The Australian Skills Quality Authority (ASQA) has released the findings from its VET FEE-HELP audit project.
The project was launched in April after the authority recorded an increase in the number of complaints it had received against registered training organisations (RTOs) approved to participate in the VET FEE-HELP scheme.
Chief Commissioner Chris Robinson said the number of complaints received by ASQA pointed to a potential systemic issue and, as a result, the authority undertook 21 targeted audits and interviewed more than 400 students.
“There has been a range of allegations of unethical and inappropriate action taken by training providers in relation to the VET FEE-HELP loan scheme,” Mr Robinson said.
“While ASQA does not manage or administer this scheme, it is concerned with any risks which have the potential to negatively impact on the delivery of high quality training and assessment in Australian’s vocational education and training (VET) sector.”
Mr Robinson said eight of the 21 providers were able to demonstrate full compliance with the requirements at the conclusion of the audit, however ASQA’s Commissioners had determined that the imposition of certain conditions was warranted, based on the issues examined during the audit and the commitments made by these providers to address these issues.
Six providers are still the subject of ongoing regulatory scrutiny, with ASQA still determining the outcome of the audit process for these providers.
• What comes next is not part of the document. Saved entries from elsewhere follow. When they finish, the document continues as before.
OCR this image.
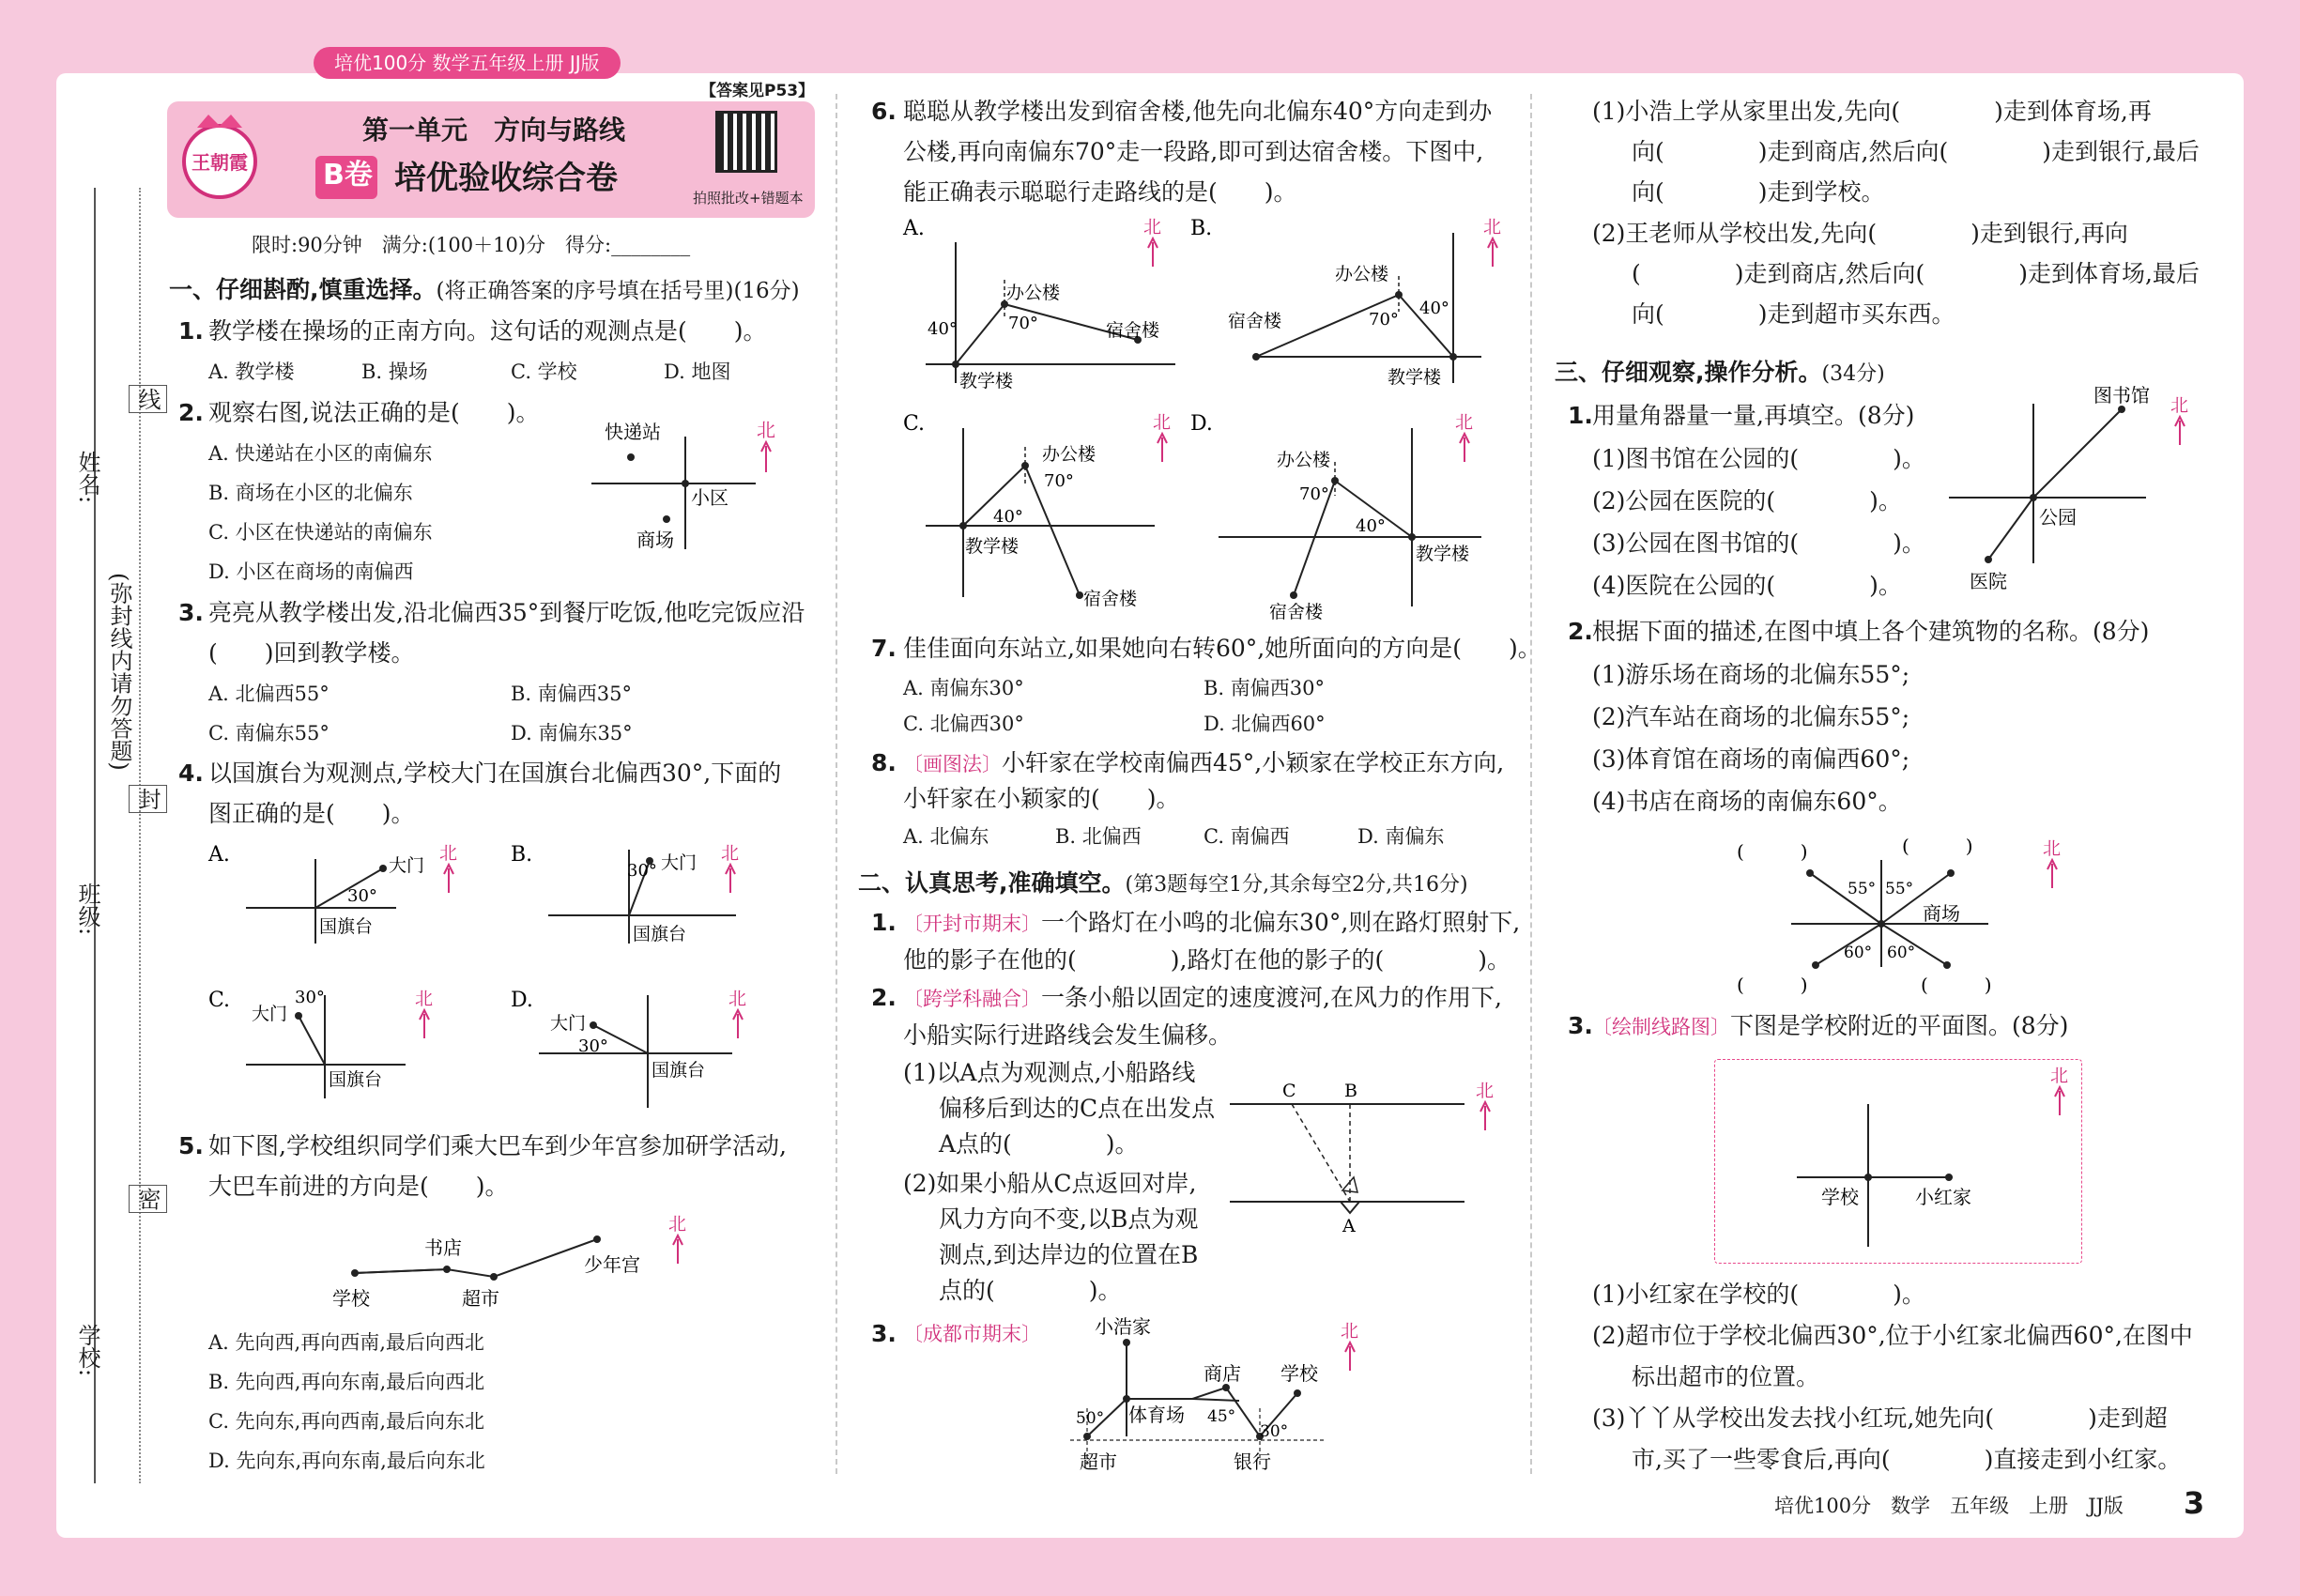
培优100分 数学五年级上册 JJ版
王朝霞
第一单元　方向与路线
B卷 培优验收综合卷
【答案见P53】
拍照批改+错题本
限时:90分钟　满分:(100＋10)分　得分:________
姓名:
班级:
学校:
线
封
密
(弥封线内请勿答题)
一、仔细斟酌,慎重选择。(将正确答案的序号填在括号里)(16分)
1. 教学楼在操场的正南方向。这句话的观测点是(　　)。
A. 教学楼	B. 操场	C. 学校	D. 地图
2. 观察右图,说法正确的是(　　)。
A. 快递站在小区的南偏东
B. 商场在小区的北偏东
C. 小区在快递站的南偏东
D. 小区在商场的南偏西
快递站
小区
商场
北
3. 亮亮从教学楼出发,沿北偏西35°到餐厅吃饭,他吃完饭应沿
(　　)回到教学楼。
A. 北偏西55°	B. 南偏西35°
C. 南偏东55°	D. 南偏东35°
4. 以国旗台为观测点,学校大门在国旗台北偏西30°,下面的
图正确的是(　　)。
A.	大门
30°
国旗台
北	B.	大门
30°
国旗台
北
C.
大门
30°
国旗台
北	D.
大门
30°
国旗台
北
5. 如下图,学校组织同学们乘大巴车到少年宫参加研学活动,
大巴车前进的方向是(　　)。
学校
书店
超市
少年宫
北
A. 先向西,再向西南,最后向西北
B. 先向西,再向东南,最后向西北
C. 先向东,再向西南,最后向东北
D. 先向东,再向东南,最后向东北
6. 聪聪从教学楼出发到宿舍楼,他先向北偏东40°方向走到办
公楼,再向南偏东70°走一段路,即可到达宿舍楼。下图中,
能正确表示聪聪行走路线的是(　　)。
A.
办公楼
教学楼
宿舍楼
40°	70°
北 B.
办公楼
教学楼
宿舍楼
40°
70°
北
C.
办公楼
教学楼
宿舍楼
40°
70°
北 D.
办公楼
教学楼
宿舍楼
40°
70°
北
7. 佳佳面向东站立,如果她向右转60°,她所面向的方向是(　　)。
A. 南偏东30°	B. 南偏西30°
C. 北偏西30°	D. 北偏西60°
8. 〔画图法〕小轩家在学校南偏西45°,小颖家在学校正东方向,
小轩家在小颖家的(　　)。
A. 北偏东	B. 北偏西	C. 南偏西	D. 南偏东
二、认真思考,准确填空。(第3题每空1分,其余每空2分,共16分)
1. 〔开封市期末〕一个路灯在小鸣的北偏东30°,则在路灯照射下,
他的影子在他的(　　　　),路灯在他的影子的(　　　　)。
2. 〔跨学科融合〕一条小船以固定的速度渡河,在风力的作用下,
小船实际行进路线会发生偏移。
(1)以A点为观测点,小船路线
偏移后到达的C点在出发点
A点的(　　　　)。
(2)如果小船从C点返回对岸,
风力方向不变,以B点为观
测点,到达岸边的位置在B
点的(　　　　)。
C	B
A
北
3. 〔成都市期末〕	小浩家
商店 学校
体育场
超市	银行
50°	45°
30°
北
(1)小浩上学从家里出发,先向(　　　　)走到体育场,再
向(　　　　)走到商店,然后向(　　　　)走到银行,最后
向(　　　　)走到学校。
(2)王老师从学校出发,先向(　　　　)走到银行,再向
(　　　　)走到商店,然后向(　　　　)走到体育场,最后
向(　　　　)走到超市买东西。
三、仔细观察,操作分析。(34分)
1. 用量角器量一量,再填空。(8分)
(1)图书馆在公园的(　　　　)。
(2)公园在医院的(　　　　)。
(3)公园在图书馆的(　　　　)。
(4)医院在公园的(　　　　)。
图书馆
公园
医院
北
2. 根据下面的描述,在图中填上各个建筑物的名称。(8分)
(1)游乐场在商场的北偏东55°;
(2)汽车站在商场的北偏东55°;
(3)体育馆在商场的南偏西60°;
(4)书店在商场的南偏东60°。
商场
55° 55°
60° 60°
(　　　)	(　　　)
(　　　)	(　　　)
北
3. 〔绘制线路图〕下图是学校附近的平面图。(8分)
学校	小红家
北
(1)小红家在学校的(　　　　)。
(2)超市位于学校北偏西30°,位于小红家北偏西60°,在图中
标出超市的位置。
(3)丫丫从学校出发去找小红玩,她先向(　　　　)走到超
市,买了一些零食后,再向(　　　　)直接走到小红家。
培优100分　数学　五年级　上册　JJ版 3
The final seven providers were able to demonstrate full compliance with the relevant requirements at the conclusion of the audit and, as a result, ASQA does not intend to impose any additional conditions on these providers.
Mr Robinson said the authority would continue to closely monitor and target VET FEE-HELP-approved RTOs for regulatory scrutiny where complaints and other industry intelligence indicated cause for concern.
“ASQA will also enhance its cooperation and coordination with the Australian Competition and Consumer Commission, Australian consumer law agencies and the Department of Education and Training to share regulatory intelligence and coordinate regulatory action to ensure poor-quality providers are penalised to the full extent of the respective laws,” he said.
“ASQA will also use the findings from its project to develop a range of communication material aimed at helping providers improve their understanding of, and compliance, with the requirements of the relevant standards and giving students relevant information and assist them to make informed decisions.”